Leonor María Fernández Riva



 Apoyado sobre la baranda de la proa,  Paul Bonard deja que su mirada se pierda en el horizonte.  El mar está en calma y el casco de la nave apenas si acusa el leve bamboleo de las olas. A lo lejos, el sol aún brilla radiante en esa cálida tarde de verano. 

La  expedición que realizará a la mañana siguiente intenta desentrañar el  enigmático fenómeno del Mar de Ardora: grandes masas de agua que emiten luminosidades azules,  una rareza que ha sido observada sobre todo en el océano Índico, pero que en esta ocasión y de manera extraordinaria, se ha presentado en el mar Jónico.

–¿Qué tal, doctor,  pasando revista a su próxima inmersión?

Es Fred Sullivan, el capitán de la nave. Un simpático marino  norteamericano   con el que Paul ha tenido una gran empatía.  

–Hola, capitán. Sí, no me canso de observar este mar tan profundamente azul. Tal parece que fuera lapislázuli licuado. 

–Es usted un romántico, doctor. Mañana podrá sumergirse en esa profundidad y tal vez, desentrañar algunos misterios.

–¿Lo dice por el Mar de Ardora?

–Por eso, desde luego.  Para mi es en verdad  inexplicable  esa corriente luminosa  recorriendo los mares.

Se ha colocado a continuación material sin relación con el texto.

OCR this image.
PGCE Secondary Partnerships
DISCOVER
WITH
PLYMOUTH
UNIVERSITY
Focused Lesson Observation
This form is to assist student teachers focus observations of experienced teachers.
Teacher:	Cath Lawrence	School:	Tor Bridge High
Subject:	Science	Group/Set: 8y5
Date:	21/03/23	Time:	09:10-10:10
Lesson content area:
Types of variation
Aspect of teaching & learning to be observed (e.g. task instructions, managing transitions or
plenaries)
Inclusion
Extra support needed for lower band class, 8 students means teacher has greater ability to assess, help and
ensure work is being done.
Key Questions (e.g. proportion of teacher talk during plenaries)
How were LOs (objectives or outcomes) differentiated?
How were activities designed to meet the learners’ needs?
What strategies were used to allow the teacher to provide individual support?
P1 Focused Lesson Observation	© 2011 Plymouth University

–No por otro motivo estamos aquí, capitán.  Nuestra investigación es muy importante para develar ese misterio, aunque como sabe,  ya la ciencia ha  explicado algo con respecto a una bacteria bioluminiscente asociada a las microalgas del plancton.

–Sí, sí, he leído algo acerca de esa teoría, pero no me parece del todo convincente.  Imagínese, doctor, toda esa  vida que hay allá abajo y lo poco que sabemos acerca de ella.


–No solo lo pienso. Ya sabe que buena parte de mi vida la he pasado bajo el agua.

–Cierto. Su conocimiento de la vida marina es envidiable. Conozco sus excelentes investigaciones.

–He  tenido la suerte, capitán, de participar en varias expediciones científicas que me han enseñado mucho sobre la vida marina. Pero no crea, el mar es algo que nunca  deja de darle a uno sorpresas. 

–¿Qué tan lejos piensa internarse esta  vez?

–No lo sé con exactitud, pero la  cápsula  está adaptada para  llegar a más de cinco mil metros de profundidad.

–Llegar a esa profundidad me parece muy peligroso, doctor.  Es algo que entraña muchos riesgos. Debe usted descender con mucha precaución.

–Gracias por su interés, capitán. Pero no se preocupe.  Tengo siempre claro que hay alguien esperándome en la otra orilla.

–Así es, doctor.  Y a propósito, ¿ha hablado hoy con su esposa?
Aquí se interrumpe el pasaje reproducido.